McCallum Theatre
- Interactive map of McCallum Theatre
- Address: 73000 Fred Waring Drive Palm Desert, California United States
- Coordinates: 33°43′47″N 116°23′22″W﻿ / ﻿33.72972°N 116.38944°W
- Owner: Friends of the Cultural Center, Inc.
- Capacity: 1,127
- Type: Performing arts center

Construction
- Opened: January 1988
- Architects: Anthony and Langford/Architects

Website
- www.mccallumtheatre.com

= McCallum Theatre =

The McCallum Theatre is a 1,127-seat theatre and concert venue located on the southern edge of the campus of College of the Desert in Palm Desert, California, US.
It was built by and is operated by an independent non-profit corporation, Friends of the Cultural Center, Inc.

==History==
McCallum Theatre Education, the theatre's educational outreach division, was founded in 1997. It offers arts literacy experiences for approximately 40,000 children, parents,
and educators annually, both at the McCallum and in area classrooms.

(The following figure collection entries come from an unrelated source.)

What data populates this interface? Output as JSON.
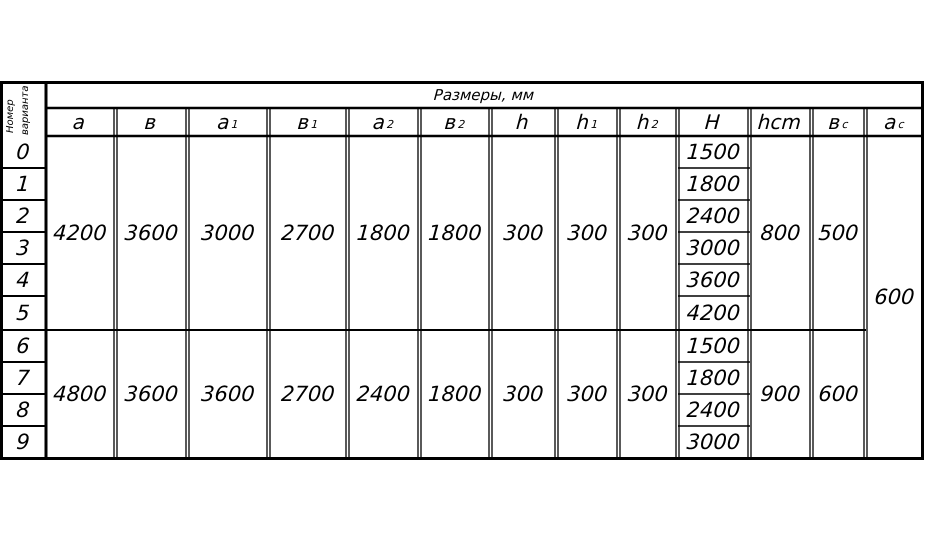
{
  "table": {
    "variant_label_line1": "Номер",
    "variant_label_line2": "варианта",
    "title": "Размеры, мм",
    "columns": [
      {
        "main": "a",
        "sub": ""
      },
      {
        "main": "в",
        "sub": ""
      },
      {
        "main": "a",
        "sub": "1"
      },
      {
        "main": "в",
        "sub": "1"
      },
      {
        "main": "a",
        "sub": "2"
      },
      {
        "main": "в",
        "sub": "2"
      },
      {
        "main": "h",
        "sub": ""
      },
      {
        "main": "h",
        "sub": "1"
      },
      {
        "main": "h",
        "sub": "2"
      },
      {
        "main": "H",
        "sub": ""
      },
      {
        "main": "hcm",
        "sub": ""
      },
      {
        "main": "в",
        "sub": "c"
      },
      {
        "main": "a",
        "sub": "c"
      }
    ],
    "variants": [
      "0",
      "1",
      "2",
      "3",
      "4",
      "5",
      "6",
      "7",
      "8",
      "9"
    ],
    "group1": {
      "a": "4200",
      "b": "3600",
      "a1": "3000",
      "b1": "2700",
      "a2": "1800",
      "b2": "1800",
      "h": "300",
      "h1": "300",
      "h2": "300",
      "hcm": "800",
      "bc": "500"
    },
    "group2": {
      "a": "4800",
      "b": "3600",
      "a1": "3600",
      "b1": "2700",
      "a2": "2400",
      "b2": "1800",
      "h": "300",
      "h1": "300",
      "h2": "300",
      "hcm": "900",
      "bc": "600"
    },
    "H_values": [
      "1500",
      "1800",
      "2400",
      "3000",
      "3600",
      "4200",
      "1500",
      "1800",
      "2400",
      "3000"
    ],
    "ac": "600"
  }
}
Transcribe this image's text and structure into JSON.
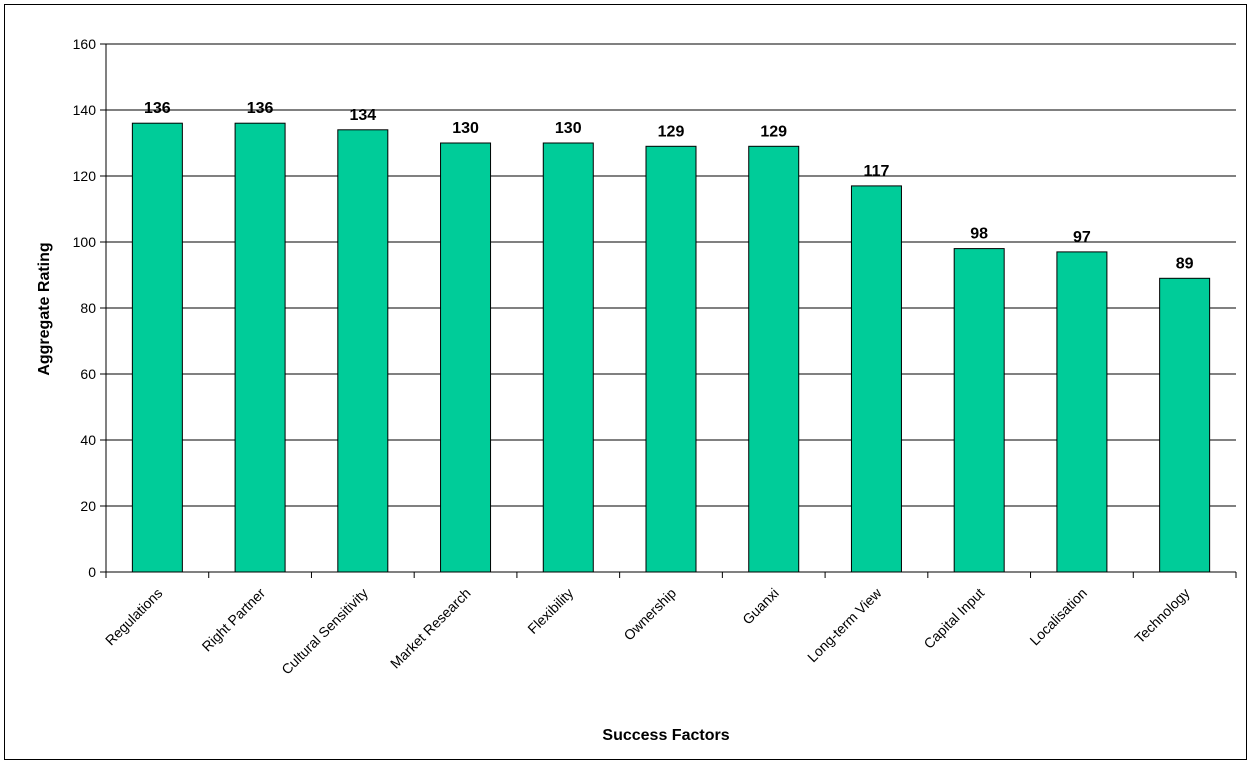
{
  "chart_data": {
    "type": "bar",
    "title": "",
    "xlabel": "Success Factors",
    "ylabel": "Aggregate Rating",
    "ylim": [
      0,
      160
    ],
    "yticks": [
      0,
      20,
      40,
      60,
      80,
      100,
      120,
      140,
      160
    ],
    "grid": true,
    "legend": "none",
    "categories": [
      "Regulations",
      "Right Partner",
      "Cultural Sensitivity",
      "Market Research",
      "Flexibility",
      "Ownership",
      "Guanxi",
      "Long-term View",
      "Capital Input",
      "Localisation",
      "Technology"
    ],
    "values": [
      136,
      136,
      134,
      130,
      130,
      129,
      129,
      117,
      98,
      97,
      89
    ],
    "bar_color": "#00CC99"
  }
}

Participation has steadily increased and, this year, the McCallum will partner with 25 area schools, 303 classrooms,
and more than 8,000 students, representing about 70 percent of valley schools. Close to 2,300 individual classroom workshops will be facilitated by McCallum Theatre Education teaching artists during the 2017–2018 season.

As a nonprofit organization, the McCallum is governed by a volunteer board of trustees with the fundraising assistance of The Muses & Patroness Circle, a women's leadership council that raises funds for the educational activities of the McCallum Theatre.

==Open Call talent competition==

Abi Carter, the winner of season 22 of American Idol in 2024, was a five-time finalist in the talent contest. In 2016, she was also a winner (when 13 years old), with her mother, winning the "Best Vocal Act" that year.